Etude
The Other White Meat by Peg Herring Previous Page

Rob takes me to the pig pen he’s built in the backyard of his parents’ suburban home. He kneels to scratch the belly of one of his new purchases, a little black and white Hampshire he calls Nickleback, after a favorite rock band. Nickleback’s companion, a bright bubble-gum pink little crossbreed he calls Red Hot Chili Pepper, doesn’t want to be touched.

“She’s sunburned,” Rob explains. “They had never been outside until last week when I brought them home from the breeder’s. They were born in a barn.”

Pigs, like people, get sunburned. Normally, pigs in open fields, or in the wild for that matter, will roll in mud to stay cool (pig’s don’t sweat) and to protect their skin from sunburn. But the yard Rob has built for his pigs is eight-inches deep in clean, soft bark shavings from the feed-and-seed store. Except for a kiss of mud on their blunt little noses, Rob’s pigs are perfectly clean.

“A few years ago I had pigs over there,” he gestures toward a flowerbed exploding with daffodils and peonies.  “They got whipworms, and I had to give them worm medicine three times a day for two weeks straight to get rid of them.” Whipworms, Rob further explains, cause diarrhea in pigs, which can be dangerous to the pig’s health and slows their weight gain. And whipworms can last in the soil for up to eleven years. So, Rob built a new shelter for his pigs and gave over the old site, tilled and ready for flowers, to his mom, Maggie. “But I don’t want these guys digging too deep into the dirt here, because there might be whipworms here, too.”

Maggie Taylor, an Extension agent at Oregon State University, joins us at the pigpen fence, where the little round porkers run over to greet her. “Rob, that pig needs a mud bath,” she says, reaching down toward the bright pink one.

“I’ll get her sunscreen,” Rob says.

Rob uses sunscreen for people on his pigs, SPF 36, the same stuff he rubs on his own freckled pale skin. Rob was not raised in a barn, but his redhead’s complexion makes him sensitive to sunburn, just like his pigs.

Human sunscreen and a fastidious pigpen are not the only luxuries he provides his two swine projects. “I feed them ShowFeed; it’s a high quality, high protein mix and it costs $15 a bag. I never feed them people food; it’s got too much fat and sugar.”

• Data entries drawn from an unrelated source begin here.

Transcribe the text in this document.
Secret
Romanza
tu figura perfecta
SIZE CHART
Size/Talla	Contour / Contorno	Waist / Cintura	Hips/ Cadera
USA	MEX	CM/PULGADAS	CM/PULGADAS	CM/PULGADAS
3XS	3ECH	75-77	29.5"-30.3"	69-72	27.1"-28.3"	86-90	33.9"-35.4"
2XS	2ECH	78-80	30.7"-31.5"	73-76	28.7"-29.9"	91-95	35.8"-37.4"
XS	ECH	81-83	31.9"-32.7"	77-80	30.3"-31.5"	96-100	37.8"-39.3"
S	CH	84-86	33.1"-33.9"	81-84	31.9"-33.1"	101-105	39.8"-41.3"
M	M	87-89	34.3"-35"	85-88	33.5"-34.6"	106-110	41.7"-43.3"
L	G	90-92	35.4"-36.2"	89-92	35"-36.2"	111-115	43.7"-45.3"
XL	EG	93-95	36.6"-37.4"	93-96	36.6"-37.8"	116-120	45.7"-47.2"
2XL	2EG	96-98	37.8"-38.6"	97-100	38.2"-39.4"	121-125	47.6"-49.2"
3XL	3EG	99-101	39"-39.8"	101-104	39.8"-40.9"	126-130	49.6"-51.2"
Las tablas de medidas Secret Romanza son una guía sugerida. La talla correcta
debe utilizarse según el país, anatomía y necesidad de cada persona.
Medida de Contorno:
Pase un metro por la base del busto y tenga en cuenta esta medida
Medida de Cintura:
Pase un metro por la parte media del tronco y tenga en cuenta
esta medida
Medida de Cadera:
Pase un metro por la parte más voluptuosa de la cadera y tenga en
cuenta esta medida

Efficient and profitable swine production depends on an understanding of the influences of genetics, environment, health, and nutrition. Feed represents 60 to 75 percent of the total cost of pork production. From the 4-H Swine Handbook.

To fatten pigs, Rob explains, you feed them carbohydrate-rich foods like corn. To slim them down, you feed protein and fiber-rich foods like soy beans or oats. That is the theory behind the Atkins Diet, too. Pigs, like people, have non-chambered stomachs. Unlike sheep, cattle, and goats, swine don’t eat grass but prefer much the same food as people do. This, and the pig’s stubborn resistance to trekking long distances, delayed its domestication by millennia, until the development of agriculture could ensure enough grain for both man and beast.

Once established, pig production spread throughout much of the world. Although reviled in Middle Eastern cultures where religious beliefs forbid owning or eating pigs, pork became a staple food in Europe. Christopher Columbus took eight pigs with him on his second voyage to America. Hernando de Soto landed in Florida with 13 pigs that quickly became barter for peace with the native people. As American cities grew up in the 19th century, free-roaming porkers served as garbage collectors, recyclers, and on-the-hoof meat markets for working class city-dwellers. But rambunctious feral pigs were eventually seen as a hazard, threatening children and entangling traffic as cities grew more crowded.  In 1860, New York City banished pigs from its downtown streets. Other cities followed suit until, by the turn of the 20th century, pigs were consigned to the farm, and the vast majority of urban garbage was buried, burned, or dumped at sea. Throughout their history, runaway pigs have moved easily back to their wild ways, displaying stealth, ferocity, and an ability to grub a meal from field, forest, or garbage dump. Today, feral pigs are increasing in the southern half of the U.S., where they are both big sport and a big nuisance.

Back on the farm, the hog industry has transformed itself into big business. One company, Smithfield, controls 25 percent of all the hogs in America. Most of these hogs are large, twice the size of their Asian cousins, with big rounded hips (hams) or long bodies with lots of belly meat (bacon). Back before World War II, most hogs in America were raised for lard, with a high proportion of back fat. But when the American diet switched from lard to vegetable fats, pigs went on a diet, too. The pork industry bred pigs with higher reproductive rates, pigs that grew faster and leaner with less feed, pigs that produced pork as lean as a skinless chicken breast. Pork became “the other white meat,” and according to a recent USDA report, pork produced today has 27 percent less saturated fat than pork produced 15 years ago.